In the next section, we will see the architectural changes in the later iterations of Inception.
The Inception model zoo
Since its introduction in 2014, there have been multiple extensions upon the original architecture, namely, versions 2 to 4 and the combination with ResNet are the primary ones, although we will focus on the V2-V4 variants here. Below is a quick summary table with the main features and changes from the predecessors.

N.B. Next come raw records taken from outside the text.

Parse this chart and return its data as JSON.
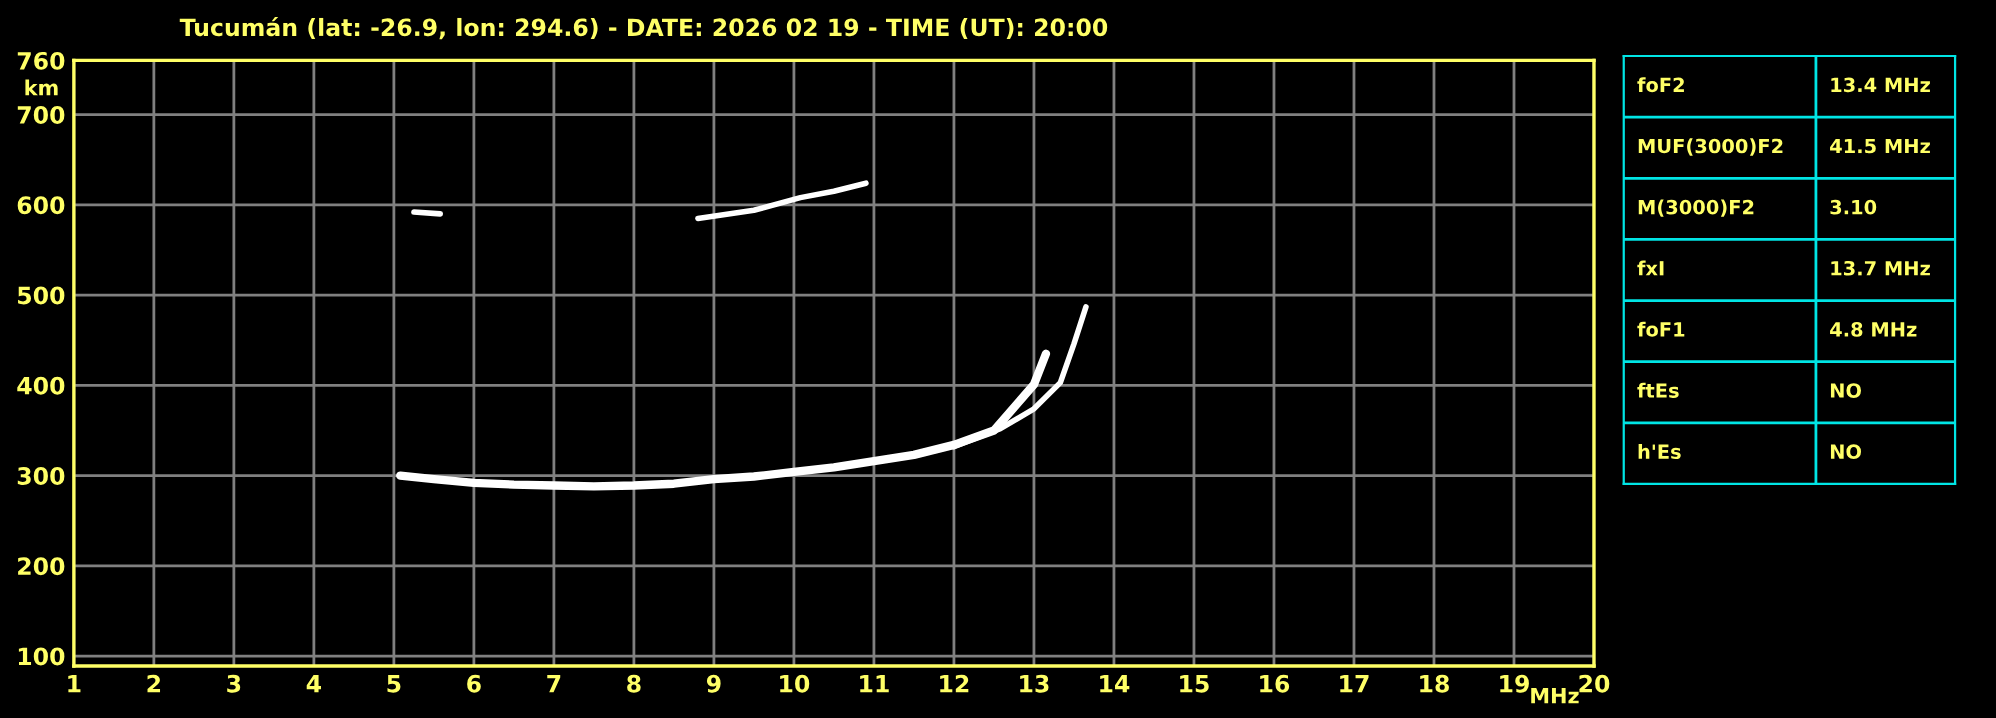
{
  "chart_data": [
    {
      "type": "line",
      "title": "Tucumán (lat: -26.9, lon: 294.6) - DATE: 2026 02 19 - TIME (UT): 20:00",
      "xlabel": "MHz",
      "ylabel": "km",
      "xlim": [
        1,
        20
      ],
      "ylim": [
        89,
        760
      ],
      "xticks": [
        1,
        2,
        3,
        4,
        5,
        6,
        7,
        8,
        9,
        10,
        11,
        12,
        13,
        14,
        15,
        16,
        17,
        18,
        19,
        20
      ],
      "yticks": [
        100,
        200,
        300,
        400,
        500,
        600,
        700,
        760
      ],
      "grid": true,
      "legend": false,
      "series": [
        {
          "color": "#ffffff",
          "x": [
            5.08,
            5.5,
            6.0,
            6.5,
            7.0,
            7.5,
            8.0,
            8.5,
            9.0,
            9.5,
            10.0,
            10.5,
            11.0,
            11.5,
            12.0,
            12.5,
            13.0,
            13.15
          ],
          "values": [
            300,
            296,
            292,
            290,
            289,
            288,
            289,
            291,
            296,
            299,
            304,
            309,
            316,
            323,
            334,
            350,
            401,
            435
          ]
        },
        {
          "color": "#ffffff",
          "x": [
            12.0,
            12.58,
            13.0,
            13.33,
            13.5,
            13.65
          ],
          "values": [
            332,
            352,
            374,
            403,
            446,
            487
          ]
        },
        {
          "color": "#ffffff",
          "x": [
            5.25,
            5.58,
            8.2,
            8.8,
            9.5,
            10.08,
            10.5,
            10.9
          ],
          "values": [
            592,
            590,
            null,
            585,
            594,
            608,
            615,
            624
          ]
        }
      ]
    },
    {
      "type": "other",
      "annotations": [
        "foF2",
        "13.4 MHz",
        "MUF(3000)F2",
        "41.5 MHz",
        "M(3000)F2",
        "3.10",
        "fxI",
        "13.7 MHz",
        "foF1",
        "4.8 MHz",
        "ftEs",
        "NO",
        "h'Es",
        "NO"
      ]
    }
  ]
}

| Architecture | What was changed/added? | Introduced in |
| Inception-V2 | Batchnorm, convolution factorization | https://arxiv.org/abs/1512.00567 (BatchNorm is related to V2) |
| Inception-V3 | SGD is replaced with RMSProp, label smoothing, asymmetric convolution factorization | https://arxiv.org/abs/1512.00567 |
| Inception-V4 | Addition of stems after the input, Inception-(A, B, C) | https://arxiv.org/pdf/1602.07261 |
| Inception-ResNet | Skip connections, activation scaling | https://arxiv.org/pdf/1602.07261 |
The line between what is defined as V2 vs V3 is a little bit blurry (they were described in the same paper, but V2 was first mentioned in the BatchNorm paper). Inception-V2 was an intermediate architecture before V3 that introduced convolution factorization and also added BatchNorm (which was simply not published at the time when V1 was being developed). Performing larger convolutions (e.g., 5x5 or 7x7) is computationally expensive, so it was discovered that stacking multiple smaller convolutions will result in a larger effective receptive field and a reduction in the parameter count. For example, two 3x3 convolutions give a 5x5 receptive field, and stacking three 3x3 convolutions gives a 7x7 receptive field. For example, the original 5x5 has 25 trainable parameters, but two stacked 3x3 convolutions will result in just 18 (roughly slashing 1/3 of the parameters), while keeping the original receptive field.

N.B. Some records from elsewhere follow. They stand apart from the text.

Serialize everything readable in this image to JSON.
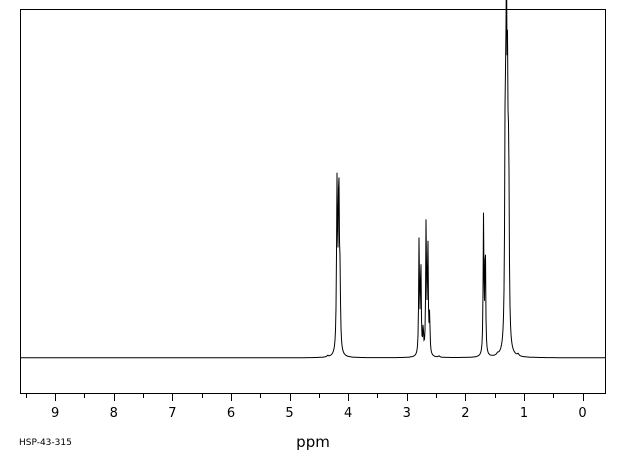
{
  "chart_data": {
    "type": "line",
    "title": "",
    "xlabel": "ppm",
    "ylabel": "",
    "sample_code": "HSP-43-315",
    "x_range": [
      9.6,
      -0.4
    ],
    "y_range": [
      -0.11,
      1.09
    ],
    "x_ticks": [
      "9",
      "8",
      "7",
      "6",
      "5",
      "4",
      "3",
      "2",
      "1",
      "0"
    ],
    "grid": false,
    "series": [
      {
        "peaks": [
          {
            "ppm": 4.19,
            "height": 0.52,
            "width": 0.01
          },
          {
            "ppm": 4.16,
            "height": 0.53,
            "width": 0.01
          },
          {
            "ppm": 4.14,
            "height": 0.2,
            "width": 0.01
          },
          {
            "ppm": 2.79,
            "height": 0.36,
            "width": 0.008
          },
          {
            "ppm": 2.76,
            "height": 0.3,
            "width": 0.008
          },
          {
            "ppm": 2.72,
            "height": 0.08,
            "width": 0.008
          },
          {
            "ppm": 2.67,
            "height": 0.42,
            "width": 0.008
          },
          {
            "ppm": 2.64,
            "height": 0.36,
            "width": 0.008
          },
          {
            "ppm": 2.61,
            "height": 0.12,
            "width": 0.008
          },
          {
            "ppm": 1.69,
            "height": 0.43,
            "width": 0.008
          },
          {
            "ppm": 1.66,
            "height": 0.36,
            "width": 0.008
          },
          {
            "ppm": 1.32,
            "height": 0.66,
            "width": 0.01
          },
          {
            "ppm": 1.3,
            "height": 0.99,
            "width": 0.01
          },
          {
            "ppm": 1.28,
            "height": 0.68,
            "width": 0.01
          },
          {
            "ppm": 1.26,
            "height": 0.52,
            "width": 0.01
          },
          {
            "ppm": 1.1,
            "height": 0.006,
            "width": 0.015
          },
          {
            "ppm": 1.45,
            "height": 0.005,
            "width": 0.015
          },
          {
            "ppm": 4.35,
            "height": 0.004,
            "width": 0.015
          },
          {
            "ppm": 2.45,
            "height": 0.004,
            "width": 0.015
          }
        ]
      }
    ]
  },
  "colors": {
    "trace": "#000000",
    "frame": "#000000",
    "background": "#ffffff"
  }
}
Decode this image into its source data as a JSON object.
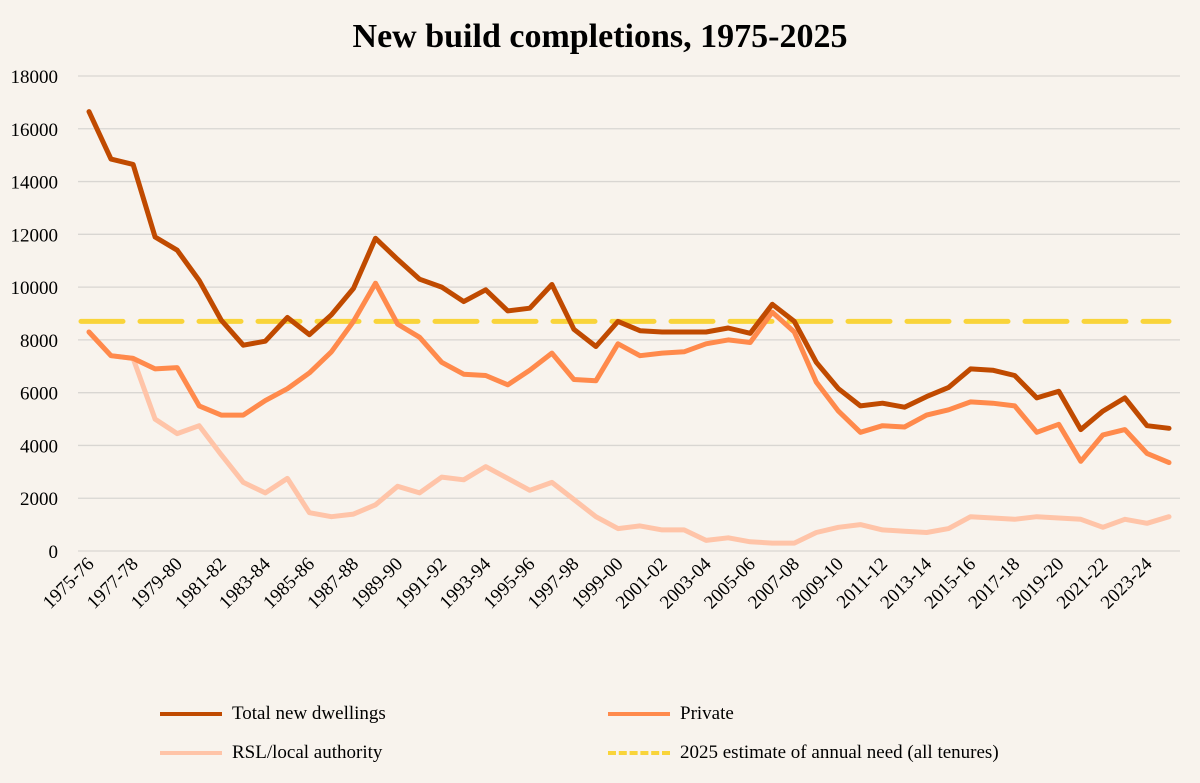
{
  "chart_data": {
    "type": "line",
    "title": "New build completions, 1975-2025",
    "xlabel": "",
    "ylabel": "",
    "ylim": [
      0,
      18000
    ],
    "yticks": [
      0,
      2000,
      4000,
      6000,
      8000,
      10000,
      12000,
      14000,
      16000,
      18000
    ],
    "grid": true,
    "legend_placement": "bottom",
    "categories": [
      "1975-76",
      "1976-77",
      "1977-78",
      "1978-79",
      "1979-80",
      "1980-81",
      "1981-82",
      "1982-83",
      "1983-84",
      "1984-85",
      "1985-86",
      "1986-87",
      "1987-88",
      "1988-89",
      "1989-90",
      "1990-91",
      "1991-92",
      "1992-93",
      "1993-94",
      "1994-95",
      "1995-96",
      "1996-97",
      "1997-98",
      "1998-99",
      "1999-00",
      "2000-01",
      "2001-02",
      "2002-03",
      "2003-04",
      "2004-05",
      "2005-06",
      "2006-07",
      "2007-08",
      "2008-09",
      "2009-10",
      "2010-11",
      "2011-12",
      "2012-13",
      "2013-14",
      "2014-15",
      "2015-16",
      "2016-17",
      "2017-18",
      "2018-19",
      "2019-20",
      "2020-21",
      "2021-22",
      "2022-23",
      "2023-24",
      "2024-25"
    ],
    "xtick_labels": [
      "1975-76",
      "1977-78",
      "1979-80",
      "1981-82",
      "1983-84",
      "1985-86",
      "1987-88",
      "1989-90",
      "1991-92",
      "1993-94",
      "1995-96",
      "1997-98",
      "1999-00",
      "2001-02",
      "2003-04",
      "2005-06",
      "2007-08",
      "2009-10",
      "2011-12",
      "2013-14",
      "2015-16",
      "2017-18",
      "2019-20",
      "2021-22",
      "2023-24"
    ],
    "series": [
      {
        "name": "Total new dwellings",
        "color": "#c04a00",
        "style": "solid",
        "values": [
          16650,
          14850,
          14650,
          11900,
          11400,
          10250,
          8750,
          7800,
          7950,
          8850,
          8200,
          8950,
          9950,
          11850,
          11050,
          10300,
          10000,
          9450,
          9900,
          9100,
          9200,
          10100,
          8400,
          7750,
          8700,
          8350,
          8300,
          8300,
          8300,
          8450,
          8250,
          9350,
          8700,
          7150,
          6150,
          5500,
          5600,
          5450,
          5850,
          6200,
          6900,
          6850,
          6650,
          5800,
          6050,
          4600,
          5300,
          5800,
          4750,
          4650
        ]
      },
      {
        "name": "Private",
        "color": "#ff8a4c",
        "style": "solid",
        "values": [
          8300,
          7400,
          7300,
          6900,
          6950,
          5500,
          5150,
          5150,
          5700,
          6150,
          6750,
          7550,
          8700,
          10150,
          8600,
          8100,
          7150,
          6700,
          6650,
          6300,
          6850,
          7500,
          6500,
          6450,
          7850,
          7400,
          7500,
          7550,
          7850,
          8000,
          7900,
          9050,
          8300,
          6400,
          5300,
          4500,
          4750,
          4700,
          5150,
          5350,
          5650,
          5600,
          5500,
          4500,
          4800,
          3400,
          4400,
          4600,
          3700,
          3350
        ]
      },
      {
        "name": "RSL/local authority",
        "color": "#ffc4a8",
        "style": "solid",
        "values": [
          8300,
          7400,
          7300,
          5000,
          4450,
          4750,
          3650,
          2600,
          2200,
          2750,
          1450,
          1300,
          1400,
          1750,
          2450,
          2200,
          2800,
          2700,
          3200,
          2750,
          2300,
          2600,
          1950,
          1300,
          850,
          950,
          800,
          800,
          400,
          500,
          350,
          300,
          300,
          700,
          900,
          1000,
          800,
          750,
          700,
          850,
          1300,
          1250,
          1200,
          1300,
          1250,
          1200,
          900,
          1200,
          1050,
          1300
        ]
      },
      {
        "name": "2025 estimate of annual need (all tenures)",
        "color": "#f9d43a",
        "style": "dashed",
        "constant": 8700
      }
    ]
  }
}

Sounds good, now 3x3 filters are the most expensive ones. Can we do better? Turns out the standard 2D convolution can be further factorized into two 1D convolutions, generally speaking, the nxn convolution is broken down into 1xn followed by an nx1 convolution (thus, the asymmetric convolution factorization is added in Inception-V3). V3 also replaced momentum SGD with RMSProp (which simply showed better performance when compared with momentum). Also, V3 uses label smoothing as a form of regularization at the classifier level. Label smoothing makes the model less confident about the assigned scores by setting the value close to 1 for the actual class and redistributing smaller values among other classes (e.g., if there are 5 classes and we have [0,1,0,0,0] as the labels, they would become [0.05, 0.9, 0.05, 0.05,0.05]).

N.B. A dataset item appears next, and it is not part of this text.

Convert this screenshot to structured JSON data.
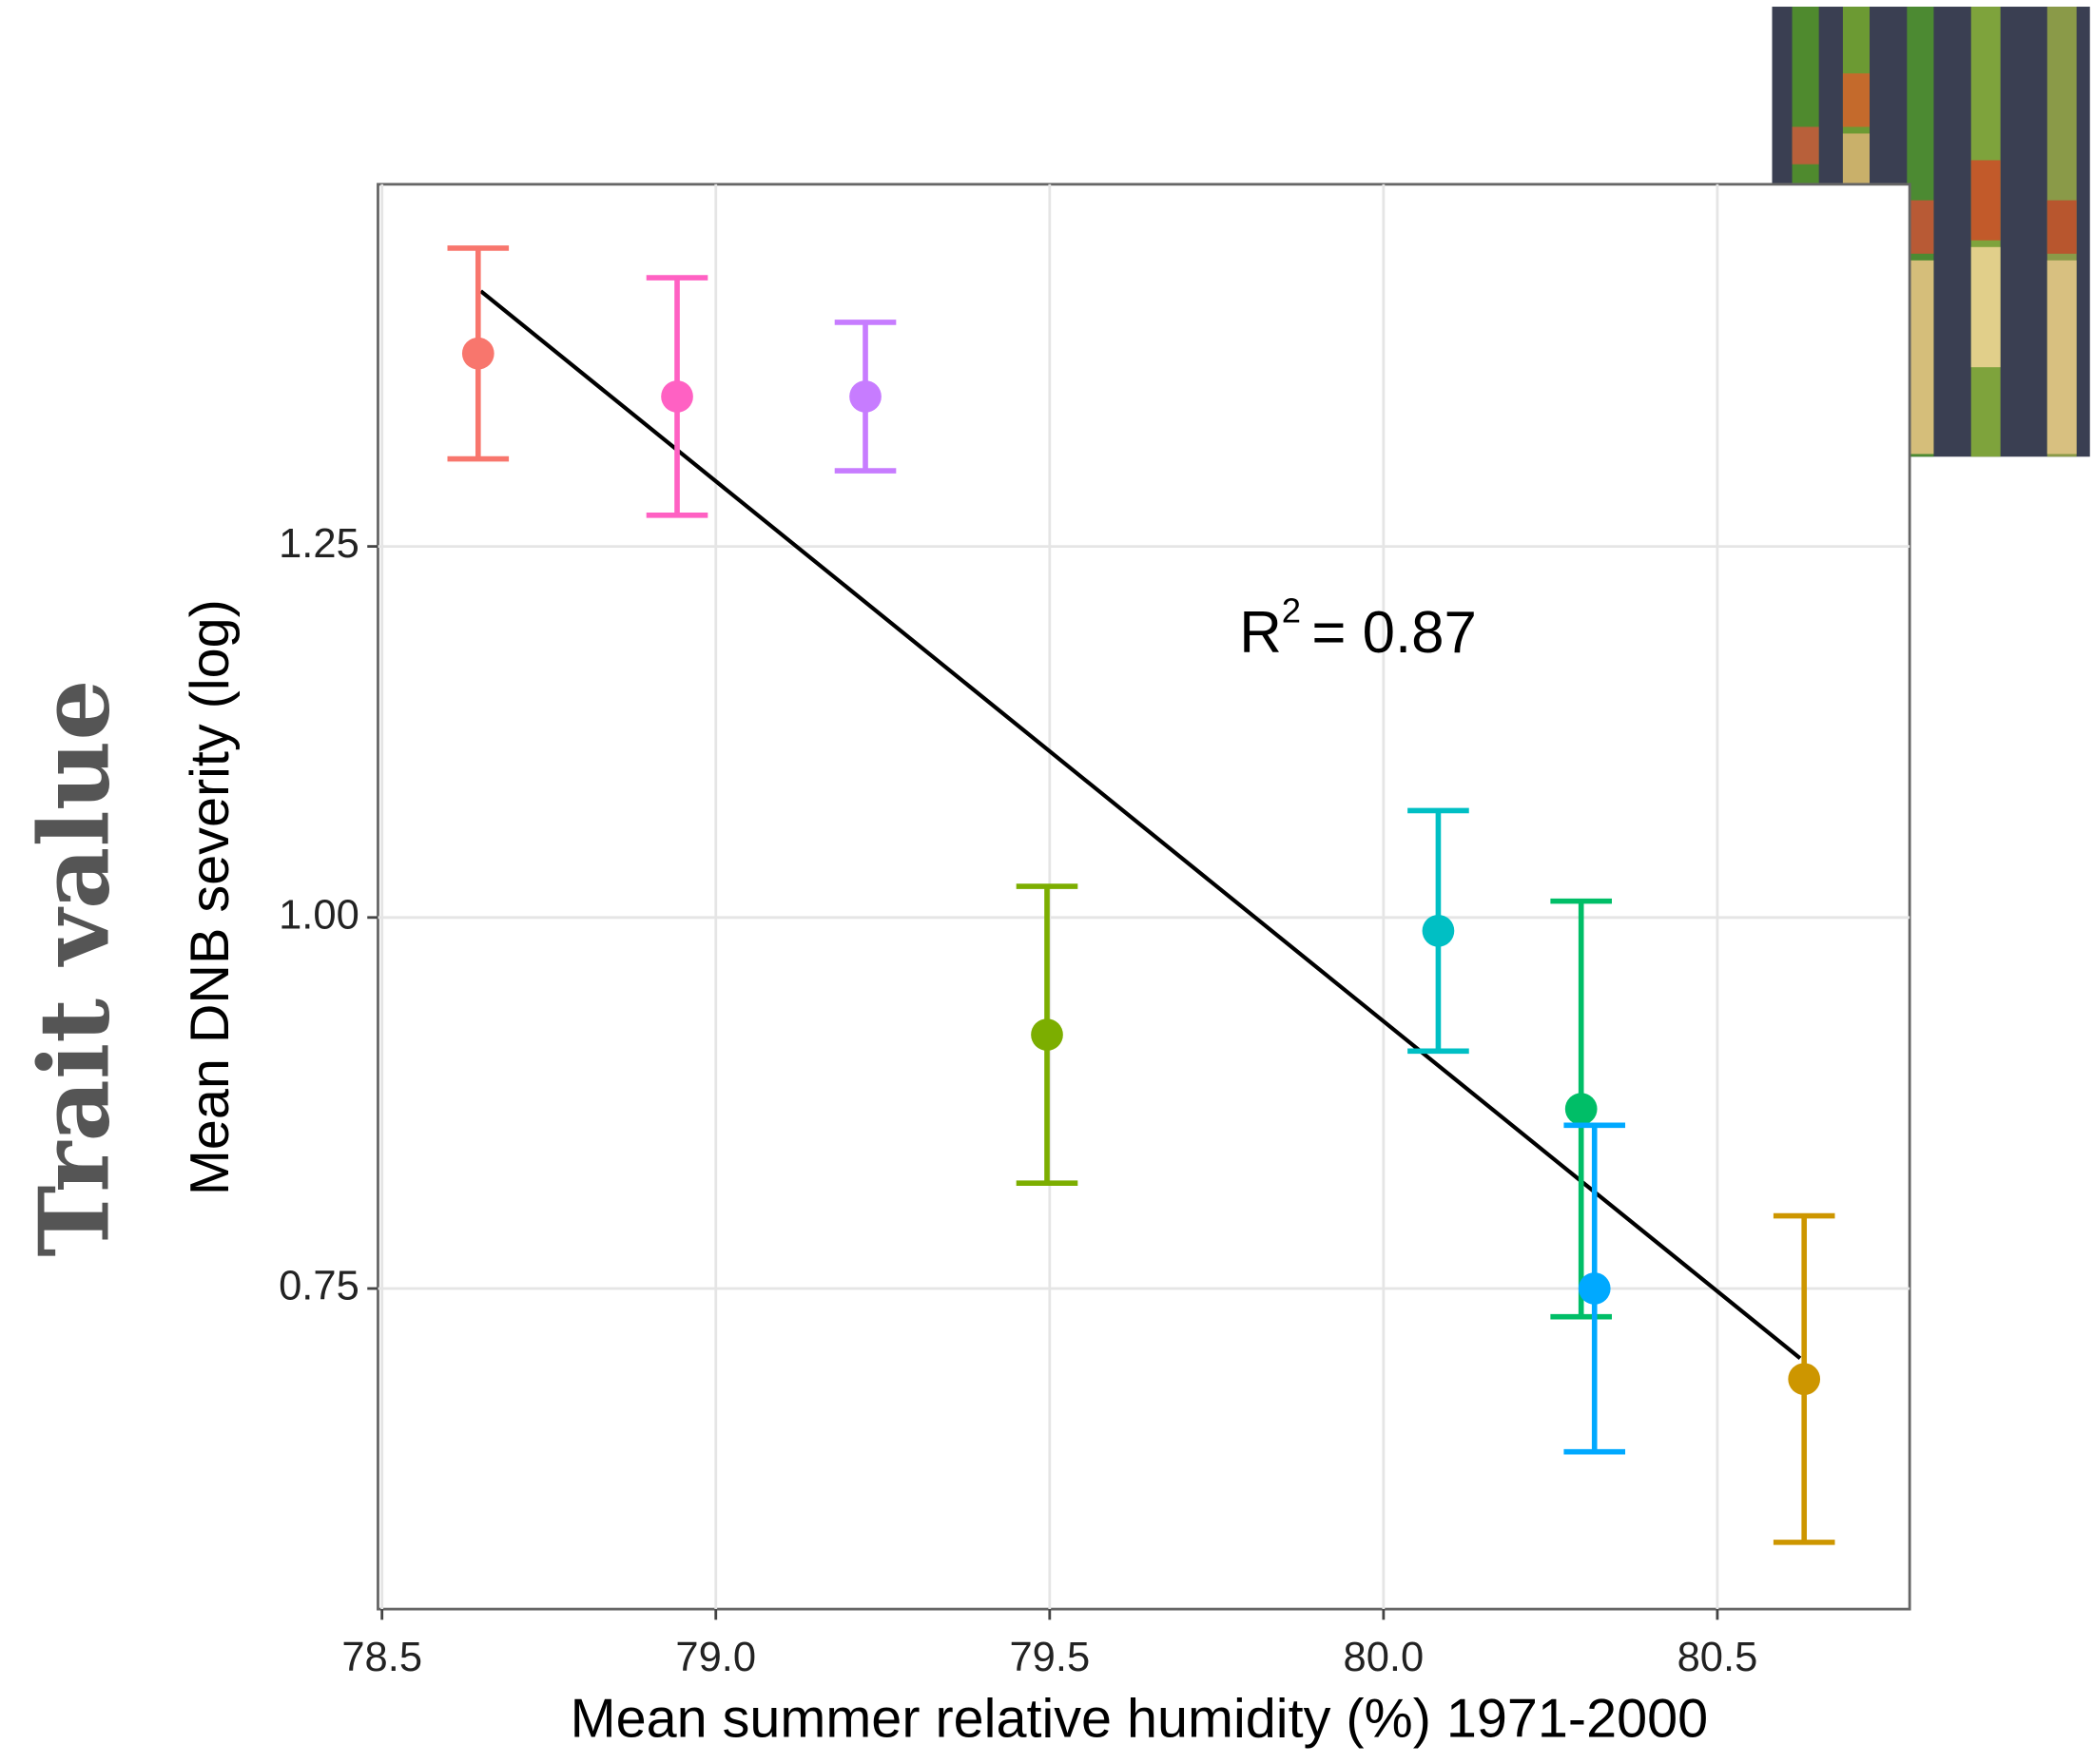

Inception-V4 made the Inception blocks uniform with respect to the grid size by making an Inception-A module for the 35x35 grid modules, Inception-B for 17x17 grid modules, and Inception-C for the 8x8 modules:
Another new component in V4 is the stem. The specific purpose of the stem is to perform initial processing right after the input (typically consists of a series of convolutional layers, pooling layers, and possibly normalization layers). The stem reduces the spatial dimensions of the input before it enters the Inception blocks, which helps to reduce the costs further into the network while preserving the main features.
Conclusion
As a result, you are now familiar with the following:
- The Inception network brought forward the idea of stacking multiple operations inside of a single (Inception) block, which enables simpler design and allows the network to learn the appropriate operation on its own;
- Later versions added various components (e.g., BatchNorm) and modifications, but the architectural design itself remained the same at its core.